I recently encountered this issue myself and had to write a script to reduce the model size. The fasttext C code includes a handy function "threshold" to reduce dictionary size, but it's not exposed to the python bindings. After the dictionary reduction you also need to re-build the input matrix, including the ngram buckets that come after the main word vectors. After saving the model in this way, all word vectors will be generated from the subword information alone (except for the dictionary words that remain)
for word similarity search, output_ and model_ are not used.
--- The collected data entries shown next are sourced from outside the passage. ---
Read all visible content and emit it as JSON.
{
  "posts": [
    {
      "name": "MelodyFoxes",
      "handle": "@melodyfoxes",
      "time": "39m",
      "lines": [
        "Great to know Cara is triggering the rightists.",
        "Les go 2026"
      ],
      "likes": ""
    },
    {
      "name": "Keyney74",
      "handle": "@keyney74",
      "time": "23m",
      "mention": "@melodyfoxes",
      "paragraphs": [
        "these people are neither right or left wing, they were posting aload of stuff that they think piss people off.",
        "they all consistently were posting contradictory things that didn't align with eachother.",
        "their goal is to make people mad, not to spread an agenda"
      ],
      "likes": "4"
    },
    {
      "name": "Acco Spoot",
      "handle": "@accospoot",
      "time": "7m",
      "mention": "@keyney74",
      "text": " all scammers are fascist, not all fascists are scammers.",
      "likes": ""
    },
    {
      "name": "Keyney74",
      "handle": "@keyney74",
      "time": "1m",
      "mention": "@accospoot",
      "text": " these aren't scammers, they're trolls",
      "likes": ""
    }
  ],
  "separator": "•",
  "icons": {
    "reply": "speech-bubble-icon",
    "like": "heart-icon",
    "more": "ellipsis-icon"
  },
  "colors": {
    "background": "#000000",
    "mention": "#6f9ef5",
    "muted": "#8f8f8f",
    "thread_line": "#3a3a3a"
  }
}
To save more memory you can also just comment out the part that writes output_ in saveModel
note that the ngram entries by themselves are about 2Gb in the english pretrained model, so that's about the smallest you can make the model even if all dictionary words are removed.
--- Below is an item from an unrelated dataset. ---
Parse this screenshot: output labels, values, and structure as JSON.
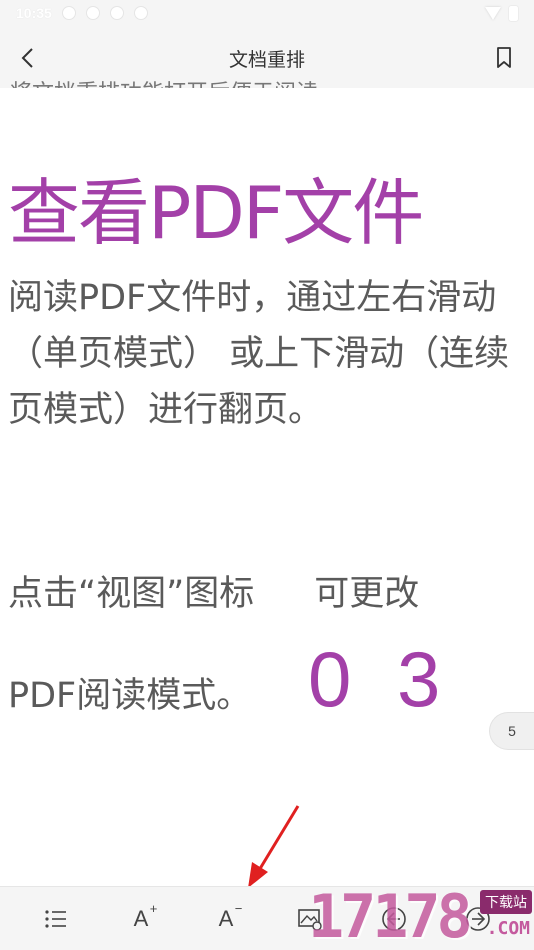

/* note: some dict_ members are public for easier access */
void FastText::quantize(const Args& qargs) {
/*if (args_->model != model_name::sup) {
throw std::invalid_argument(
"For now we only support quantization of supervised models");
}*/
args_->input = qargs.input;
args_->qout = qargs.qout;
args_->output = qargs.output;
std::shared_ptr<DenseMatrix> input =
std::dynamic_pointer_cast<DenseMatrix>(input_);
std::shared_ptr<DenseMatrix> output =
std::dynamic_pointer_cast<DenseMatrix>(output_);
bool normalizeGradient = (args_->model == model_name::sup);
if (qargs.cutoff > 0 && qargs.cutoff < input->size(0)) {
/*auto idx = selectEmbeddings(qargs.cutoff);
dict_->prune(idx);*/
int32_t rows = dict_->size_+args_->bucket;
dict_->threshold(2000, 2000);
std::cerr << "words: " << dict_->size_ << std::endl;
std::cerr << "rows: " << rows << std::endl;
/*std::shared_ptr<DenseMatrix> ninput =
std::make_shared<DenseMatrix>(idx.size(), args_->dim);*/
int32_t new_rows = dict_->size_+args_->bucket;
std::shared_ptr<DenseMatrix> ninput = std::make_shared<DenseMatrix>(dict_->size_+args_->bucket, args_->dim);
for (auto i = 0; i < dict_->size_; i++) {
for (auto j = 0; j < args_->dim; j++) {
int32_t index = dict_->getId(dict_->words_[i].word);
ninput->at(i, j) = input->at(index, j);
}
}
int32_t offset = rows-new_rows;
for (auto i = dict_->size_; i < new_rows; i++) {
for (auto j = 0; j < args_->dim; j++) {
ninput->at(i, j) = input->at(i+offset, j);
}
}
/*input = ninput;*/
input_ = ninput;
if (qargs.retrain) {
args_->epoch = qargs.epoch;
args_->lr = qargs.lr;
args_->thread = qargs.thread;
args_->verbose = qargs.verbose;
auto loss = createLoss(output_);
model_ = std::make_shared<Model>(input, output, loss, normalizeGradient);
startThreads();
}
}
/*input_ = std::make_shared<QuantMatrix>(
std::move(*(input.get())), qargs.dsub, qargs.qnorm);*/
/*if (args_->qout) {
output_ = std::make_shared<QuantMatrix>(
std::move(*(output.get())), 2, qargs.qnorm);
}
*/
/*quant_ = true;*/
auto loss = createLoss(output_);
model_ = std::make_shared<Model>(input_, output_, loss, normalizeGradient);
}